Things Brittany Diamond ’14 could, theoretically, lift: one full oil drum, one empty dumpster, a piano, a motorcycle.

The newly minted pro Strongwoman — she placed third in the Strongest Woman in the World competition in Las Vegas in September — Diamond can deadlift 455 pounds, pull 540 pounds for 50 feet and put up 210 pounds in a log overhead press.

“I like situations where 100 percent of the pressure is on me.” Brittany Diamond

She also bore the financial responsibility of her education, earning an athletic scholarship in rowing, a sport she hadn’t even attempted before URI. “It was the only way I could afford URI,” Diamond said. “I told my parents I would win enough scholarships to afford it.”

She did — and developed a passion for weightlifting in the process.

A freshman walk-on to a Division 1 team, Diamond loved rowing but most looked forward to the days devoted to strength and conditioning training. “It was the one aspect of rowing I did alone, and I like situations where 100 percent of the pressure is on me.”

In her junior year, Diamond competed in a novice Strongwoman competition and won.
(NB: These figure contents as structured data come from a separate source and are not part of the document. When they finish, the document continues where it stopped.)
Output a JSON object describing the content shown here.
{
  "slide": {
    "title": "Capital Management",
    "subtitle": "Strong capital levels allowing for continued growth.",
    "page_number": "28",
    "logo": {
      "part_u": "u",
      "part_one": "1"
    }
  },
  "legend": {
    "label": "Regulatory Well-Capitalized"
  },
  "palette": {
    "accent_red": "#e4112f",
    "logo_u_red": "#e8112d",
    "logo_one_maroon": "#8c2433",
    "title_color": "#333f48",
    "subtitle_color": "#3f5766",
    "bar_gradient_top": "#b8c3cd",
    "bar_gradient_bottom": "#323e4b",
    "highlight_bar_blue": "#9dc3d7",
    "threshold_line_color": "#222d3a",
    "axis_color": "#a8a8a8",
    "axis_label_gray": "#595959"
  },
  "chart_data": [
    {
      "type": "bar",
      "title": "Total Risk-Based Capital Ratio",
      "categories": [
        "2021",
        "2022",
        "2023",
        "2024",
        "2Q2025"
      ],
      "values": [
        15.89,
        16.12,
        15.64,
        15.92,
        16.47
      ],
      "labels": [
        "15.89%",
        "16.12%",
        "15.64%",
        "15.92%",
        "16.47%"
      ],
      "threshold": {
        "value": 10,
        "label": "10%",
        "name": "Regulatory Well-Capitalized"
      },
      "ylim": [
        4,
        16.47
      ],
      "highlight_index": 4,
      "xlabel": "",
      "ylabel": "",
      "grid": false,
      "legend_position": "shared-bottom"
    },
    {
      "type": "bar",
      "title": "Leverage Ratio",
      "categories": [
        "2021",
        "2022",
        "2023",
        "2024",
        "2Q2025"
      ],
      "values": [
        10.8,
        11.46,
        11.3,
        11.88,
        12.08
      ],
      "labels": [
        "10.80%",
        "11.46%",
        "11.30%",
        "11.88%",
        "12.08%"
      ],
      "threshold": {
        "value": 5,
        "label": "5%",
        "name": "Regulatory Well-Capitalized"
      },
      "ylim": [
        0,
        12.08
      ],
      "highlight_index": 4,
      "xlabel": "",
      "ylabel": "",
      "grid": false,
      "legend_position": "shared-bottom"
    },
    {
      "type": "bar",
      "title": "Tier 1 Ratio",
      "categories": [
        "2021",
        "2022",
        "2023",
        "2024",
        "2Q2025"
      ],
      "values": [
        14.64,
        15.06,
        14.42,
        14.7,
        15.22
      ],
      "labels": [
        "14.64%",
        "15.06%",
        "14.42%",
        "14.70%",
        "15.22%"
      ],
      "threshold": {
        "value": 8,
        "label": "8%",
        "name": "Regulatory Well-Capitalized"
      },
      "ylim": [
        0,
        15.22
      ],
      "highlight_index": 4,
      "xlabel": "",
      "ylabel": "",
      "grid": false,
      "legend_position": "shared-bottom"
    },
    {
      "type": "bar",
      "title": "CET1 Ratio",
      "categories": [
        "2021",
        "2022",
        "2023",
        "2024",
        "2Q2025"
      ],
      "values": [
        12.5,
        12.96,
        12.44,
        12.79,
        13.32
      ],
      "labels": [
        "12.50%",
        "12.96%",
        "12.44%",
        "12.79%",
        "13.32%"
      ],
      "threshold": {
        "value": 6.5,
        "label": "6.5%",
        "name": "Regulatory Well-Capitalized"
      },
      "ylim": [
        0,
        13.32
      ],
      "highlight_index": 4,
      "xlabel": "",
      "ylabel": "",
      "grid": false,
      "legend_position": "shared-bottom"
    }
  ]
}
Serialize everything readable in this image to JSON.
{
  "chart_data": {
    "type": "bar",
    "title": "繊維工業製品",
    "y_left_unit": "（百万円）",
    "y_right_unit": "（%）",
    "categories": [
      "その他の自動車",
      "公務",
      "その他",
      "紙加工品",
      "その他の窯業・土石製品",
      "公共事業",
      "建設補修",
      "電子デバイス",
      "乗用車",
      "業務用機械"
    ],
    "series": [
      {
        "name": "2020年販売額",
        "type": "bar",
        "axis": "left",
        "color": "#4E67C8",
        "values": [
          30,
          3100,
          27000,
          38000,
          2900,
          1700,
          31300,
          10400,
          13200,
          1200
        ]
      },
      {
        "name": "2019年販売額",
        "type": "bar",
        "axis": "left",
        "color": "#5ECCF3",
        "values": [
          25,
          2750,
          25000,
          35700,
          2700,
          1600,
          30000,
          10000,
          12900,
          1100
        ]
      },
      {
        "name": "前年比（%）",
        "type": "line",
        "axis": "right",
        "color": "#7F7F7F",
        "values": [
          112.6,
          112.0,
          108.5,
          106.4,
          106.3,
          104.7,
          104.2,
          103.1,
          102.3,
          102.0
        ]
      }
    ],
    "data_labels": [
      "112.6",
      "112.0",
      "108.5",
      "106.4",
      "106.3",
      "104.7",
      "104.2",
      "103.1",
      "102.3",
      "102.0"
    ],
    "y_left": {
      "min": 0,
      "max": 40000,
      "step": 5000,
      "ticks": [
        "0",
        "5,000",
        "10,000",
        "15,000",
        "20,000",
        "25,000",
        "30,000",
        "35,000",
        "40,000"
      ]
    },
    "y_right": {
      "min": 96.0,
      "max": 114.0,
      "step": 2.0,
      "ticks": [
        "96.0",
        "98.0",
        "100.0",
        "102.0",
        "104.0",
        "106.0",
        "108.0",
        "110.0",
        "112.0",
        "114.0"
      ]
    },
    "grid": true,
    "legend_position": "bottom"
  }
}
She was hooked.

Diamond says her education — B.A. in communication studies, minor in Gender and Women’s Studies — enables her to leverage her Strongwoman title to advance a message of “body positivity.” Once a peer advocate and now a personal trainer, Diamond is one of only 50 professional Strongwomen in the world. In college, she and her teammates were weight obsessed. “I was 30 pounds less than I weigh now,” Diamond said. “I feel a responsibility to educate women about healthy weight.”

“And for the first time, people are letting go of the stigma that strong women are manly. I’m here to show people you can be a strong woman, compete and celebrate your femininity.”